Great discussion guys. I totally agree with Karl to keep it simple. I have a similar question, that I don’t think can be reduced to the storefront API and theme changes.

Here are the requirements:

Customer should be able to upload an image or reference an online image

1. Customer should be able to view the image in the store UI
2. Customer should be able to highlight square sections of interest “anchored” to a pixel location on the image
3. Sections of interest will have metadata – type, notes, etc.
4. Sections of Interest should be stored as customer metafield.

Is Option 1 the only viable solution for this project.

Can you offer any corrections to the following diagram to improve my understanding? I’m confused by the Backend Server and Public App Server.

Following the customer metafield change request:

1. Request from client to backend via AJAX post
2. Backend verifies the request, sends request via Admin API or Custom API
   1. I’m confused here. Do I have an extra server?
3. Shopify Admin updates the customer metafield. Reponds to Backend with success or failure
4. Backend responds to client AJAX request
5. Client confirms update (toast or banner notifcation)

download.png537×489 35 KB

Again thanks again everyone for explaining the inner workings of shopify

 @danabdn @KarlOffenberger @Alex

Hey Guys,

Just wanted to follow up, since my diagram was pretty confusing. LOL.

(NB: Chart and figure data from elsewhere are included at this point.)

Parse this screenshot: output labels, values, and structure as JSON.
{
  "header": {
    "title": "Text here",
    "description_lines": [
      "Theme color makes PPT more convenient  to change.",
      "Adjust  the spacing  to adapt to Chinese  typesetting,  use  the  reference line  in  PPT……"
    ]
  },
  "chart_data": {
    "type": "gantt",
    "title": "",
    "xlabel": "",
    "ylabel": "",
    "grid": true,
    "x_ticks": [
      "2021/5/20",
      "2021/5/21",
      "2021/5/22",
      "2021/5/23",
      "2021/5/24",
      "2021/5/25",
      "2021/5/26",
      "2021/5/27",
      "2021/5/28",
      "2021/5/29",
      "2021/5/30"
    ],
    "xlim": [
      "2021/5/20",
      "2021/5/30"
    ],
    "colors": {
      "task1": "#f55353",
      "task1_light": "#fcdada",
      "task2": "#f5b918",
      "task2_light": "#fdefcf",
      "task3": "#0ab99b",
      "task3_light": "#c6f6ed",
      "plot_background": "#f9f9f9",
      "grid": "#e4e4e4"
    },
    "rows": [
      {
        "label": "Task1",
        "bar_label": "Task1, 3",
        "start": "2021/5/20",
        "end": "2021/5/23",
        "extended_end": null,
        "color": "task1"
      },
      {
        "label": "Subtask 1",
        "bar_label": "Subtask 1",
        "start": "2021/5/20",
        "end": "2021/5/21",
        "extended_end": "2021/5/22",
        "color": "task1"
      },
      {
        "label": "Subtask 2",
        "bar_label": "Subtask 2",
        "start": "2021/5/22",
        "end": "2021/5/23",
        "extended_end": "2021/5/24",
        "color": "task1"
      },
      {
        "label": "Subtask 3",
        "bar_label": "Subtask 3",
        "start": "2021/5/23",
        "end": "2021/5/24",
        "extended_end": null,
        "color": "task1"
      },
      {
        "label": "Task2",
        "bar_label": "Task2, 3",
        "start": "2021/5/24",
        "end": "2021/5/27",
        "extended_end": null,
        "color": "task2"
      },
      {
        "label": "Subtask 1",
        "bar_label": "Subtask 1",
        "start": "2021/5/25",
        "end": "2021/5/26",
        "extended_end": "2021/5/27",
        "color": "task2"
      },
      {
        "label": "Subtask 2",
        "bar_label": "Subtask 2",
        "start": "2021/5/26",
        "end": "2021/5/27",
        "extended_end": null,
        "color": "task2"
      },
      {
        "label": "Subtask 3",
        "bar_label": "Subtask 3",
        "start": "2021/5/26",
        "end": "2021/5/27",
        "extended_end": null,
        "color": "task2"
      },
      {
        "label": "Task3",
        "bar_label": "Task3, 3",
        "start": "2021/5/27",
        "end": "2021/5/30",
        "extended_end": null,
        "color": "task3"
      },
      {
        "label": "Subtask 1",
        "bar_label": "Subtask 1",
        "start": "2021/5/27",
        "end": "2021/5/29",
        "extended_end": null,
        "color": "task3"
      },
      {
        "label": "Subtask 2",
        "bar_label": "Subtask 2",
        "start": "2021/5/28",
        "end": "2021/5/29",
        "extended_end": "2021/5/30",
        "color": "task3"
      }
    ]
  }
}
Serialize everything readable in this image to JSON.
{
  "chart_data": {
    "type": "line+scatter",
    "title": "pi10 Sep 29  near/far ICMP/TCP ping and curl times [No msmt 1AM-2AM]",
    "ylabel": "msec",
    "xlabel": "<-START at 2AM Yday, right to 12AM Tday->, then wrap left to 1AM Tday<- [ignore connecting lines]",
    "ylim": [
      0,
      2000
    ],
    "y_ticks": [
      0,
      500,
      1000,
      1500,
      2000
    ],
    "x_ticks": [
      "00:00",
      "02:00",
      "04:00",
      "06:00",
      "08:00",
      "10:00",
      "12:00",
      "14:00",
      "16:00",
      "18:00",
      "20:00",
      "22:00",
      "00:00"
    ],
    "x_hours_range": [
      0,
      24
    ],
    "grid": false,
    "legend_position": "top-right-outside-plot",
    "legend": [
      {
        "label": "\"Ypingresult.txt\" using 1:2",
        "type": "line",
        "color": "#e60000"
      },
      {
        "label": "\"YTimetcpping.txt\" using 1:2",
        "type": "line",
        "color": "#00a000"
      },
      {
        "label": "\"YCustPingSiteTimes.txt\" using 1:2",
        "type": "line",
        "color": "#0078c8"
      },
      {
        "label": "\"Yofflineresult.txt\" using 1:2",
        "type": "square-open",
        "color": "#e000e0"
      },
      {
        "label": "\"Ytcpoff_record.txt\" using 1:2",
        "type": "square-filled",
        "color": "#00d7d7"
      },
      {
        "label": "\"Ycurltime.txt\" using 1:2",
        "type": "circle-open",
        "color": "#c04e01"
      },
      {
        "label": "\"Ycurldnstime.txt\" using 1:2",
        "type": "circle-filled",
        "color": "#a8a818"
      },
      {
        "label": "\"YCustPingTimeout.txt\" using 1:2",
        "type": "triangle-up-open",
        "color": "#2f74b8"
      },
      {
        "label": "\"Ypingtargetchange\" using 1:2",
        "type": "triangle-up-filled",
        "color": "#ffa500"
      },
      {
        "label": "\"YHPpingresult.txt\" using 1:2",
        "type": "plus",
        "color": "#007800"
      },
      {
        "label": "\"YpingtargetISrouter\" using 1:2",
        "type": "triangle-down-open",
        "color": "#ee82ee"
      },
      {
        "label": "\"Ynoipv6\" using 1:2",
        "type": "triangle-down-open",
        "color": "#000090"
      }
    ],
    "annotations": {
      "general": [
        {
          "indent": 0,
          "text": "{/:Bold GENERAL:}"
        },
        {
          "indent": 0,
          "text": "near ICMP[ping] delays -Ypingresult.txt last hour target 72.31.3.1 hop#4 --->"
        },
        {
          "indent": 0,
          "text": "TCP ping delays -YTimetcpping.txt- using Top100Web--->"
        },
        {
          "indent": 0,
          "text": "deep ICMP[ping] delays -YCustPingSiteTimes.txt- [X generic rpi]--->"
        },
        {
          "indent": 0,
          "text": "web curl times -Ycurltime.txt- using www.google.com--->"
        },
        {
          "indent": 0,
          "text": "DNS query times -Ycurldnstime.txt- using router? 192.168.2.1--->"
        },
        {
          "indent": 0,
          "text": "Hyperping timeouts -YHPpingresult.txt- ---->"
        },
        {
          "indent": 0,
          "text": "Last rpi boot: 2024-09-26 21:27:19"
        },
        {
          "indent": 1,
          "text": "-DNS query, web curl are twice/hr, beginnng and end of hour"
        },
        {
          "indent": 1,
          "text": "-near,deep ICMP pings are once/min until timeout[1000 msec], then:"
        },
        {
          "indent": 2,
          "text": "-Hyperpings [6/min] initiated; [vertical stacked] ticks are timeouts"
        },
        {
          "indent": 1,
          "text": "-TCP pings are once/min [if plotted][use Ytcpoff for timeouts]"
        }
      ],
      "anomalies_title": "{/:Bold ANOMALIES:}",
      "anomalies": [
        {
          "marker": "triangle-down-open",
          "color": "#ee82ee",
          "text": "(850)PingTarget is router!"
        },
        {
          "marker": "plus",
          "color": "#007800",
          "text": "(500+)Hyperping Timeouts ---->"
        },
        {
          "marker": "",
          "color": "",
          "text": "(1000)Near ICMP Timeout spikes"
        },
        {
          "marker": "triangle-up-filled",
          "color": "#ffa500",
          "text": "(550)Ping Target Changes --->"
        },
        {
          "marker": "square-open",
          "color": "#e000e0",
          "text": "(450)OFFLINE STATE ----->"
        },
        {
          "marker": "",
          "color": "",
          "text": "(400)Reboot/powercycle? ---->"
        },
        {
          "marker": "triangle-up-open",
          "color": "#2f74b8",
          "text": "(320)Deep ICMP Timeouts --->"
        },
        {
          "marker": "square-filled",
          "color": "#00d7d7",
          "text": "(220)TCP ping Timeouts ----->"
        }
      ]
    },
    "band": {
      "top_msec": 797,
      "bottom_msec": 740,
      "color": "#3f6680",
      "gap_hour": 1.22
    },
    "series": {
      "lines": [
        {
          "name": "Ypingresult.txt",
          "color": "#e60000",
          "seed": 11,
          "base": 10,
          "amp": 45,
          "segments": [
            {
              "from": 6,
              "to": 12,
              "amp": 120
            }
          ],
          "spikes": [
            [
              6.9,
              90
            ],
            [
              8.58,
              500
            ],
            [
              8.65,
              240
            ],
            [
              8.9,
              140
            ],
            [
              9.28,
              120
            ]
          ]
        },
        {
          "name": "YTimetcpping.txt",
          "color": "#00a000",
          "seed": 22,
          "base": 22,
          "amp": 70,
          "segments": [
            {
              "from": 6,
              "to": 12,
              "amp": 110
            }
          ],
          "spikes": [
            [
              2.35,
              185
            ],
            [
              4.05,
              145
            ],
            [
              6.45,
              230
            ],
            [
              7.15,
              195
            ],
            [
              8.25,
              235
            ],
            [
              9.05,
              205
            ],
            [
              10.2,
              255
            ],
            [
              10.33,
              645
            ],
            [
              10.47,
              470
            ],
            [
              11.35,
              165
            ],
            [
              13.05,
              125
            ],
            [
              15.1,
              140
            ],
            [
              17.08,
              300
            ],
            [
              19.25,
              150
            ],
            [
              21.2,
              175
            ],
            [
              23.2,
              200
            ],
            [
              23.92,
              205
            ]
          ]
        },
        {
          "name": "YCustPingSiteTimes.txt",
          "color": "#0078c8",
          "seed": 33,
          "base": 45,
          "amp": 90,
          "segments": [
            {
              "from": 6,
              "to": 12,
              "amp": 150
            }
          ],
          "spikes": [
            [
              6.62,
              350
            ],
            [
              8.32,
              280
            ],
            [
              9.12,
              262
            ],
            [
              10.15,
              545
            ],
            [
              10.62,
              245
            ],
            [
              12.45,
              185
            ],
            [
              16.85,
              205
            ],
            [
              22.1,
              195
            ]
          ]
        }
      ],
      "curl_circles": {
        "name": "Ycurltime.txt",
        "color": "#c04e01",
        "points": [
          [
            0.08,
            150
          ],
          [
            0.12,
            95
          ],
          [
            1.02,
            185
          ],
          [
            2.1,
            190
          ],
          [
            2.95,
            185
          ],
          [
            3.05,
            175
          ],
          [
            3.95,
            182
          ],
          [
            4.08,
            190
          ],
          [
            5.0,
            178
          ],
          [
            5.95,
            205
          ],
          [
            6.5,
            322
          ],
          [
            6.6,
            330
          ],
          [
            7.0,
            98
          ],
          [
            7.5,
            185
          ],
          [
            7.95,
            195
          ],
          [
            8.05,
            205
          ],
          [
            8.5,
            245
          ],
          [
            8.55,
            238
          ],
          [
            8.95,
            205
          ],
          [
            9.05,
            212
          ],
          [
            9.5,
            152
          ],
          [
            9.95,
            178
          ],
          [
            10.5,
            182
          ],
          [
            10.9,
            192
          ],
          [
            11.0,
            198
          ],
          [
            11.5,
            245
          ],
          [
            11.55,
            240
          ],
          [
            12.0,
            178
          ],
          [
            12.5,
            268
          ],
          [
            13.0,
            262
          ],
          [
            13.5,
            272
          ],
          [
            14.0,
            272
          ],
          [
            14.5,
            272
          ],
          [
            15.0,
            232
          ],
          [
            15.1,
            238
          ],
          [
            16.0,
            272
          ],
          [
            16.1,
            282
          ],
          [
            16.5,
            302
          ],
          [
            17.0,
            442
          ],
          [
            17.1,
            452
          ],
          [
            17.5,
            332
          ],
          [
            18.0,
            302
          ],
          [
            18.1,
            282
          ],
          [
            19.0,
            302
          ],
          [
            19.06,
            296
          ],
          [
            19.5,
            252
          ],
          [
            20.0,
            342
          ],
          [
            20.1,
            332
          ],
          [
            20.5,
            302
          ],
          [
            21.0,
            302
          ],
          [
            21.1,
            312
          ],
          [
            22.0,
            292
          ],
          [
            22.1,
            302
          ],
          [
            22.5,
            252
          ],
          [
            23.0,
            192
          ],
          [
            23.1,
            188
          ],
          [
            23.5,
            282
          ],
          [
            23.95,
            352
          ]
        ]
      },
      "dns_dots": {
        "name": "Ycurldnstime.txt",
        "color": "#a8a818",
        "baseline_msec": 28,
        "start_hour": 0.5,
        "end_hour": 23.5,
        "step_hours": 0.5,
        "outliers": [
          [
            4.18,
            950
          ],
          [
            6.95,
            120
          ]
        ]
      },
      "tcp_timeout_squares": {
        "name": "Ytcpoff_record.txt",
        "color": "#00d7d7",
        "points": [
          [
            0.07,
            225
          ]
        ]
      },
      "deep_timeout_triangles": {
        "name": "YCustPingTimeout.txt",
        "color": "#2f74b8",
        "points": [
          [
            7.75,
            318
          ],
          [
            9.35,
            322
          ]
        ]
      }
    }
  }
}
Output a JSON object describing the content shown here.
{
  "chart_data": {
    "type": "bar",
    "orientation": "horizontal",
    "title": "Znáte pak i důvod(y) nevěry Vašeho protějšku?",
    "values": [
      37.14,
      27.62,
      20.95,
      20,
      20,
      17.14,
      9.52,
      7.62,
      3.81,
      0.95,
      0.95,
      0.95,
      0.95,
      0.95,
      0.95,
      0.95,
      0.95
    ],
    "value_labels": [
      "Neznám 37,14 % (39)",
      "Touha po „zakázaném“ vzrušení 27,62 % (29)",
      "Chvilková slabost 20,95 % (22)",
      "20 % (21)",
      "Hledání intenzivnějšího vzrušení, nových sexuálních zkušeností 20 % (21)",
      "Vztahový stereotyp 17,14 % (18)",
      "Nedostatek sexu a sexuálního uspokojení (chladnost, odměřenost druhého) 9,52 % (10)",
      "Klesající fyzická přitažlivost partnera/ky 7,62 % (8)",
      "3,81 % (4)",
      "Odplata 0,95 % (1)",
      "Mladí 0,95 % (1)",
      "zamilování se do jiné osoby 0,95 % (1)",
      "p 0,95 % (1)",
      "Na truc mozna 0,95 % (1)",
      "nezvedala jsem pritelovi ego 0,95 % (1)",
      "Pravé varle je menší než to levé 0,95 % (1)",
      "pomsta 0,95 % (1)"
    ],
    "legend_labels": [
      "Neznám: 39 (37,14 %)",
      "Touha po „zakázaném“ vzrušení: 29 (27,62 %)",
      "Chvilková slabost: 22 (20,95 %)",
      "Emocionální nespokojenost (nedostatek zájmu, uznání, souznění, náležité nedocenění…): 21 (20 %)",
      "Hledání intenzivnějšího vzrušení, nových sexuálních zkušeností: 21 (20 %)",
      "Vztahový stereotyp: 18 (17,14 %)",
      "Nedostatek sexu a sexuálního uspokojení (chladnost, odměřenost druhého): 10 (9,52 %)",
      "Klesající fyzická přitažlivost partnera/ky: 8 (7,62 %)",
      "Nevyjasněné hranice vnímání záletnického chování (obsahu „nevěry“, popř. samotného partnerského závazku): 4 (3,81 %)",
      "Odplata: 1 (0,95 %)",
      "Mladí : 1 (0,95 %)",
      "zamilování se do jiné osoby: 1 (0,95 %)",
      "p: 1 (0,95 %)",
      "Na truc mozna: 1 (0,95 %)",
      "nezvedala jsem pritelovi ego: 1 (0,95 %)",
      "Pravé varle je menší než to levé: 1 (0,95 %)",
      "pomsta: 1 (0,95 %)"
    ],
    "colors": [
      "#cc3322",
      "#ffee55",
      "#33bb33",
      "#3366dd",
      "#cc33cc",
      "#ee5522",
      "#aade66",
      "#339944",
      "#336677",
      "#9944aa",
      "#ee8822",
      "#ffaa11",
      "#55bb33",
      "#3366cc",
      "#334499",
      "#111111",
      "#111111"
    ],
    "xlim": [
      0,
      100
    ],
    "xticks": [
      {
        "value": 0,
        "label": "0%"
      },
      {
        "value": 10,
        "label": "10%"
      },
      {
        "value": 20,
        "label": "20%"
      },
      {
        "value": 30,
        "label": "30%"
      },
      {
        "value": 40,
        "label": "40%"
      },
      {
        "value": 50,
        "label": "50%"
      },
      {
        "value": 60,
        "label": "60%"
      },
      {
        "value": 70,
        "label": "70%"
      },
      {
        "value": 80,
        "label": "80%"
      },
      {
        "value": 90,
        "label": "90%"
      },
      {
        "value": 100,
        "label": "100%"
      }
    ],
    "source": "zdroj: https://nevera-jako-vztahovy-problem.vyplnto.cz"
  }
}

I was able to create an endpoint on my Nodejs server for shopify’s app proxy. I’m still working on the details of the image upload, but I was able to send data to the endpoint to update the metafields.

For anyone who lands here looking for help, the tutorials and the forum have enough information to power through setting this up.

I made a mistake, to recap…

1. I’ve been able to successfully proxy a request to my server and validate that the request came from Shopify.
2. I’ve not been able to successfully update nor read metafields from my app’s server.

How can one access the Admin API from a proxied app?

Did you ever get this working? I need to do something similar and these APIs are confusing.
I’m looking to add a calendar to a checkout to choose a delivery day. Then I need to limit how many deliveries can be made on certain days.